"Nabila?!" suara Govan meninggi, langkahnya cepat menghampiri Nabila yang terduduk di kasur dengan mata bengkak, jantungnya langsung berdegup lebih cepat.
Ia berlutut di depan gadis itu, tangannya langsung menangkup wajah Nabila, menelusuri pipinya yang lembab bekas air mata.
"Kamu habis nangis?" tanyanya, suaranya lebih lembut dari sebelumnya, tapi penuh kekhawatiran. "Kenapa? Ada apa, Bil? Ayo cerita dengan om."

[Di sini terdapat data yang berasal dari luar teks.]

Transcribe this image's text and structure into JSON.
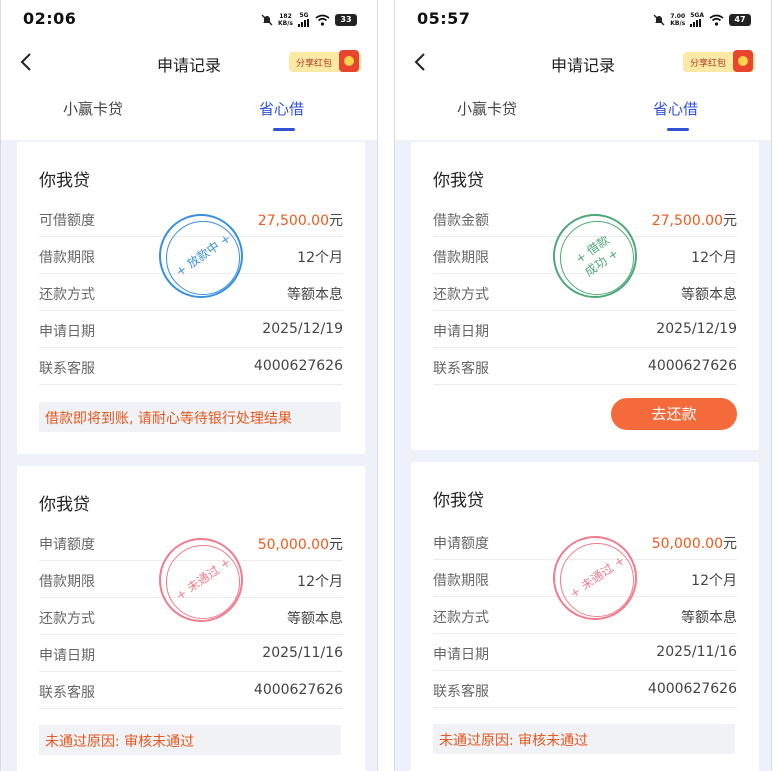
{
  "colors": {
    "accent": "#3251d6",
    "amount": "#ef5a1c",
    "stamp_blue": "#3a8fe0",
    "stamp_green": "#4fa87a",
    "stamp_pink": "#ee7d8e",
    "pay_button": "#f46a3a"
  },
  "screens": [
    {
      "status": {
        "time": "02:06",
        "speed_top": "182",
        "speed_bottom": "KB/s",
        "net_top": "5G",
        "net_bottom": "il",
        "battery": "33"
      },
      "nav": {
        "title": "申请记录",
        "share_label": "分享红包"
      },
      "tabs": [
        {
          "label": "小赢卡贷"
        },
        {
          "label": "省心借"
        }
      ],
      "cards": [
        {
          "brand": "你我贷",
          "rows": [
            {
              "label": "可借额度",
              "value": "27,500.00",
              "unit": "元"
            },
            {
              "label": "借款期限",
              "value": "12个月"
            },
            {
              "label": "还款方式",
              "value": "等额本息"
            },
            {
              "label": "申请日期",
              "value": "2025/12/19"
            },
            {
              "label": "联系客服",
              "value": "4000627626"
            }
          ],
          "stamp": "+ 放款中 +",
          "note": "借款即将到账, 请耐心等待银行处理结果"
        },
        {
          "brand": "你我贷",
          "rows": [
            {
              "label": "申请额度",
              "value": "50,000.00",
              "unit": "元"
            },
            {
              "label": "借款期限",
              "value": "12个月"
            },
            {
              "label": "还款方式",
              "value": "等额本息"
            },
            {
              "label": "申请日期",
              "value": "2025/11/16"
            },
            {
              "label": "联系客服",
              "value": "4000627626"
            }
          ],
          "stamp": "+ 未通过 +",
          "note": "未通过原因: 审核未通过"
        }
      ]
    },
    {
      "status": {
        "time": "05:57",
        "speed_top": "7.00",
        "speed_bottom": "KB/s",
        "net_top": "5GA",
        "net_bottom": "il",
        "battery": "47"
      },
      "nav": {
        "title": "申请记录",
        "share_label": "分享红包"
      },
      "tabs": [
        {
          "label": "小赢卡贷"
        },
        {
          "label": "省心借"
        }
      ],
      "cards": [
        {
          "brand": "你我贷",
          "rows": [
            {
              "label": "借款金额",
              "value": "27,500.00",
              "unit": "元"
            },
            {
              "label": "借款期限",
              "value": "12个月"
            },
            {
              "label": "还款方式",
              "value": "等额本息"
            },
            {
              "label": "申请日期",
              "value": "2025/12/19"
            },
            {
              "label": "联系客服",
              "value": "4000627626"
            }
          ],
          "stamp": "+ 借款\n成功 +",
          "button": "去还款"
        },
        {
          "brand": "你我贷",
          "rows": [
            {
              "label": "申请额度",
              "value": "50,000.00",
              "unit": "元"
            },
            {
              "label": "借款期限",
              "value": "12个月"
            },
            {
              "label": "还款方式",
              "value": "等额本息"
            },
            {
              "label": "申请日期",
              "value": "2025/11/16"
            },
            {
              "label": "联系客服",
              "value": "4000627626"
            }
          ],
          "stamp": "+ 未通过 +",
          "note": "未通过原因: 审核未通过"
        }
      ]
    }
  ]
}
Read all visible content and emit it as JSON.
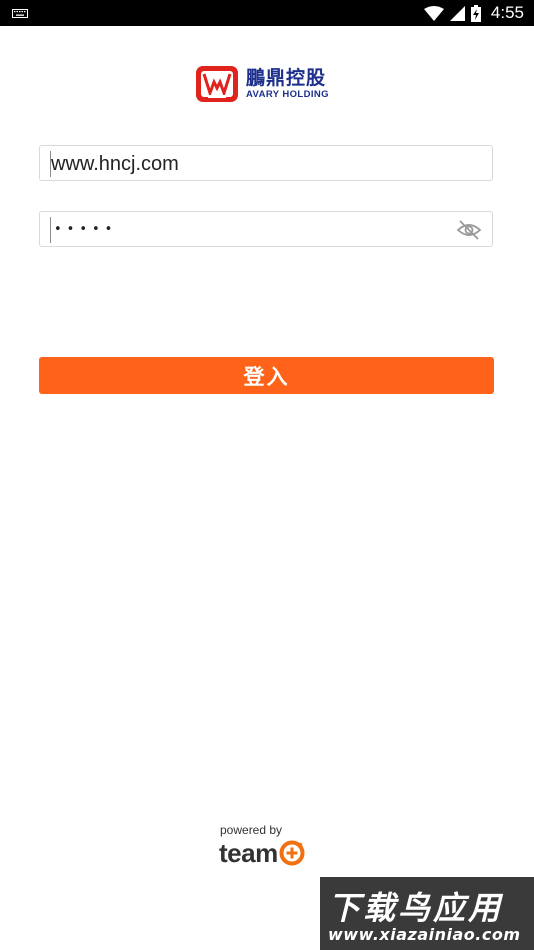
{
  "status_bar": {
    "time": "4:55",
    "icons": [
      "keyboard-icon",
      "wifi-icon",
      "signal-icon",
      "battery-charging-icon"
    ]
  },
  "logo": {
    "chinese_name": "鵬鼎控股",
    "english_name": "AVARY HOLDING",
    "brand_color": "#1d2f8c",
    "mark_color": "#e0231c"
  },
  "login_form": {
    "username_value": "www.hncj.com",
    "password_masked": "•••••",
    "password_visibility_icon": "eye-off-icon",
    "submit_label": "登入",
    "accent_color": "#fe6319"
  },
  "footer": {
    "powered_by": "powered by",
    "brand_word": "team",
    "brand_icon": "teamo-o-icon"
  },
  "watermark": {
    "chinese_text": "下载鸟应用",
    "url_text": "www.xiazainiao.com"
  }
}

Nabila menggeleng pelan, wajahnya keliatan lelah. Govan menatapnya lama, lalu tanpa ragu, ia menarik Nabila ke dalam pelukannya.

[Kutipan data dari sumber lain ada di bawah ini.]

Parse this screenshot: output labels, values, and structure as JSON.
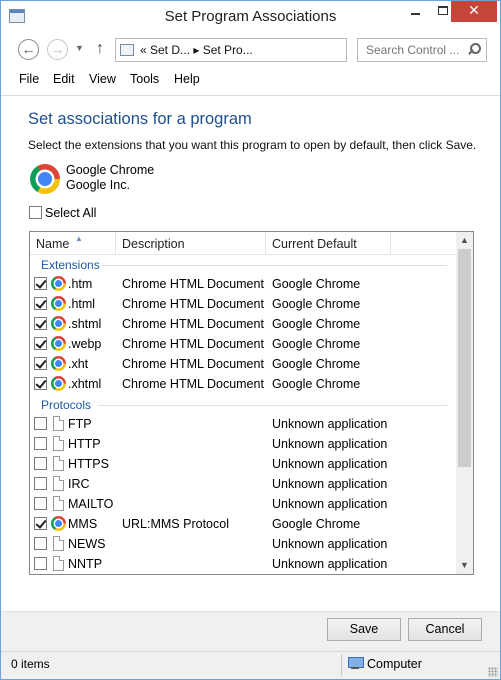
{
  "window": {
    "title": "Set Program Associations",
    "min_label": "",
    "close_label": "✕"
  },
  "nav": {
    "back": "←",
    "forward": "→",
    "dropdown": "▼",
    "up": "↑",
    "address_chevrons": "«",
    "address_path": "« Set D... ▸ Set Pro...",
    "address_expand": "›",
    "refresh": "↻",
    "search_placeholder": "Search Control ..."
  },
  "menu": {
    "file": "File",
    "edit": "Edit",
    "view": "View",
    "tools": "Tools",
    "help": "Help"
  },
  "content": {
    "heading": "Set associations for a program",
    "instructions": "Select the extensions that you want this program to open by default, then click Save.",
    "program_name": "Google Chrome",
    "program_company": "Google Inc.",
    "select_all_label": "Select All",
    "select_all_checked": false
  },
  "list": {
    "columns": {
      "name": "Name",
      "description": "Description",
      "current_default": "Current Default"
    },
    "sort_indicator": "▲",
    "groups": {
      "extensions": "Extensions",
      "protocols": "Protocols"
    },
    "extensions": [
      {
        "name": ".htm",
        "description": "Chrome HTML Document",
        "default": "Google Chrome",
        "checked": true,
        "icon": "chrome-icon"
      },
      {
        "name": ".html",
        "description": "Chrome HTML Document",
        "default": "Google Chrome",
        "checked": true,
        "icon": "chrome-icon"
      },
      {
        "name": ".shtml",
        "description": "Chrome HTML Document",
        "default": "Google Chrome",
        "checked": true,
        "icon": "chrome-icon"
      },
      {
        "name": ".webp",
        "description": "Chrome HTML Document",
        "default": "Google Chrome",
        "checked": true,
        "icon": "chrome-icon"
      },
      {
        "name": ".xht",
        "description": "Chrome HTML Document",
        "default": "Google Chrome",
        "checked": true,
        "icon": "chrome-icon"
      },
      {
        "name": ".xhtml",
        "description": "Chrome HTML Document",
        "default": "Google Chrome",
        "checked": true,
        "icon": "chrome-icon"
      }
    ],
    "protocols": [
      {
        "name": "FTP",
        "description": "",
        "default": "Unknown application",
        "checked": false,
        "icon": "file-icon"
      },
      {
        "name": "HTTP",
        "description": "",
        "default": "Unknown application",
        "checked": false,
        "icon": "file-icon"
      },
      {
        "name": "HTTPS",
        "description": "",
        "default": "Unknown application",
        "checked": false,
        "icon": "file-icon"
      },
      {
        "name": "IRC",
        "description": "",
        "default": "Unknown application",
        "checked": false,
        "icon": "file-icon"
      },
      {
        "name": "MAILTO",
        "description": "",
        "default": "Unknown application",
        "checked": false,
        "icon": "file-icon"
      },
      {
        "name": "MMS",
        "description": "URL:MMS Protocol",
        "default": "Google Chrome",
        "checked": true,
        "icon": "chrome-icon"
      },
      {
        "name": "NEWS",
        "description": "",
        "default": "Unknown application",
        "checked": false,
        "icon": "file-icon"
      },
      {
        "name": "NNTP",
        "description": "",
        "default": "Unknown application",
        "checked": false,
        "icon": "file-icon"
      }
    ],
    "scroll_up": "▲",
    "scroll_down": "▼"
  },
  "buttons": {
    "save": "Save",
    "cancel": "Cancel"
  },
  "status": {
    "items": "0 items",
    "location": "Computer"
  },
  "colors": {
    "heading": "#1e4f8c",
    "group": "#1e5aa3",
    "close_button": "#c7443a"
  }
}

"Kalau ada masalah, cerita sama Om," bisiknya di atas kepala gadis itu. "Jangan dipendam sendiri, nanti sakit."
Nabila menggigit bibir, tubuhnya menegang dalam dekapan pamannya. Ia ingin bercerita. Ingin mengeluarkan semua beban di hatinya.
Tapi ia takut.
Takut terlihat lemah.
Takut kalau Govan akan menganggapnya berlebihan. Jadi, ia hanya diam.
Govan merasakan gadis itu masih kaku dalam pelukannya. Ia mengusap punggung Nabila dengan lembut, mencoba menenangkan.

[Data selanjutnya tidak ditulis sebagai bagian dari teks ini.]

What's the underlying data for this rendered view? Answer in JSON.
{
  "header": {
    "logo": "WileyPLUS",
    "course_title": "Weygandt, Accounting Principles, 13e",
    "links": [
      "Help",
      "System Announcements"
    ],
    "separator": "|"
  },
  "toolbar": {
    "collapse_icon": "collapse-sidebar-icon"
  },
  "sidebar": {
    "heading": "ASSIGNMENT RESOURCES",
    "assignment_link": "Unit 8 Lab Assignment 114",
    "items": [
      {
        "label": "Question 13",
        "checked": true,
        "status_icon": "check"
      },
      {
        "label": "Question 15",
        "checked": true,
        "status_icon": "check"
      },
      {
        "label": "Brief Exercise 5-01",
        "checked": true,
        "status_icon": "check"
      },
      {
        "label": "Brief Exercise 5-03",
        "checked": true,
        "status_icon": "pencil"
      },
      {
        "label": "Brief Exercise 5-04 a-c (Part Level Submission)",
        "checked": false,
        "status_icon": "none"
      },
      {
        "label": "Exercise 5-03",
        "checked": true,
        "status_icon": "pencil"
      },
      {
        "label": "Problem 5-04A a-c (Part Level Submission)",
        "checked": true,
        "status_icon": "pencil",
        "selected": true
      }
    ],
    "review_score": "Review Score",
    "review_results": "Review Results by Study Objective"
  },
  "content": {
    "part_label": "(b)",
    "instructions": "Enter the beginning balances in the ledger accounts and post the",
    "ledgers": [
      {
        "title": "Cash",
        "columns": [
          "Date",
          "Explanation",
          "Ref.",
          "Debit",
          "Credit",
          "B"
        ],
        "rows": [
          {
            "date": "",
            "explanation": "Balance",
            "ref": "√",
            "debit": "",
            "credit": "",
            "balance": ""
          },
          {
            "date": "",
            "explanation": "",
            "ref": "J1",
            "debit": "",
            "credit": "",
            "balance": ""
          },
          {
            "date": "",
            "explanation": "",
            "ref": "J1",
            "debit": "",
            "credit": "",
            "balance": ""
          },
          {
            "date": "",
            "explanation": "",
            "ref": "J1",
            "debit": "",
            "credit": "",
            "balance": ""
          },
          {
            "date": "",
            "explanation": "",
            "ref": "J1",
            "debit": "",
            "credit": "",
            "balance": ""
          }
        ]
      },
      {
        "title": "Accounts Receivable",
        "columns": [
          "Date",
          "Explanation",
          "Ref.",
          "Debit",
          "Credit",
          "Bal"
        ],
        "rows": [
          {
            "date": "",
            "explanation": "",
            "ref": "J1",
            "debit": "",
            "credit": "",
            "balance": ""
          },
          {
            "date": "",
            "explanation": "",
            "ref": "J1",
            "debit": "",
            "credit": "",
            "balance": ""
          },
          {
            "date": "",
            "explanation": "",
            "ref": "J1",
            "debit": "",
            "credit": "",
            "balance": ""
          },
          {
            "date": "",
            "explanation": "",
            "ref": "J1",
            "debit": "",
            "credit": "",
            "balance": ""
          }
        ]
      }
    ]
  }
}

"Om di sini, Bil," katanya lagi. "Gak peduli apa pun yang terjadi, Om bakal selalu ada buat kamu."
Saat mendengar itu, akhirnya pertahanan Nabila runtuh. Ia meremas baju Govan, menenggelamkan wajahnya di dada pria itu, dan tanpa bisa dicegah lagi air matanya jatuh.
Tak ada kata hanya tangisan yang pelan yang menyakitkan dan Govan tanpa berkata apa-apa lagi, hanya memeluknya lebih erat.
"Bil?" panggil Govan lembut.
Nabila mengusap matanya, menahan isakan terakhir sebelum menarik napas panjang.
"Aku baik-baik saja, Om," kata Nabila lirih, meski suaranya masih sedikit bergetar.
Govan menatapnya curiga, tapi ia tak ingin memaksa. Ia hanya menghela napas, lalu mengacak rambut keponakannya dengan lembut.
"Yaudah kalau gak apa-apa jangan nangis lagi, kamu bikin khawatir om." Govan mengusap wajah Nabila lembut. "Ayo sarapan, om mau berangkat kerja. Setelah itu, kamu istirahat."
Nabila mengangguk pelan, mengikuti ajakan pamannya.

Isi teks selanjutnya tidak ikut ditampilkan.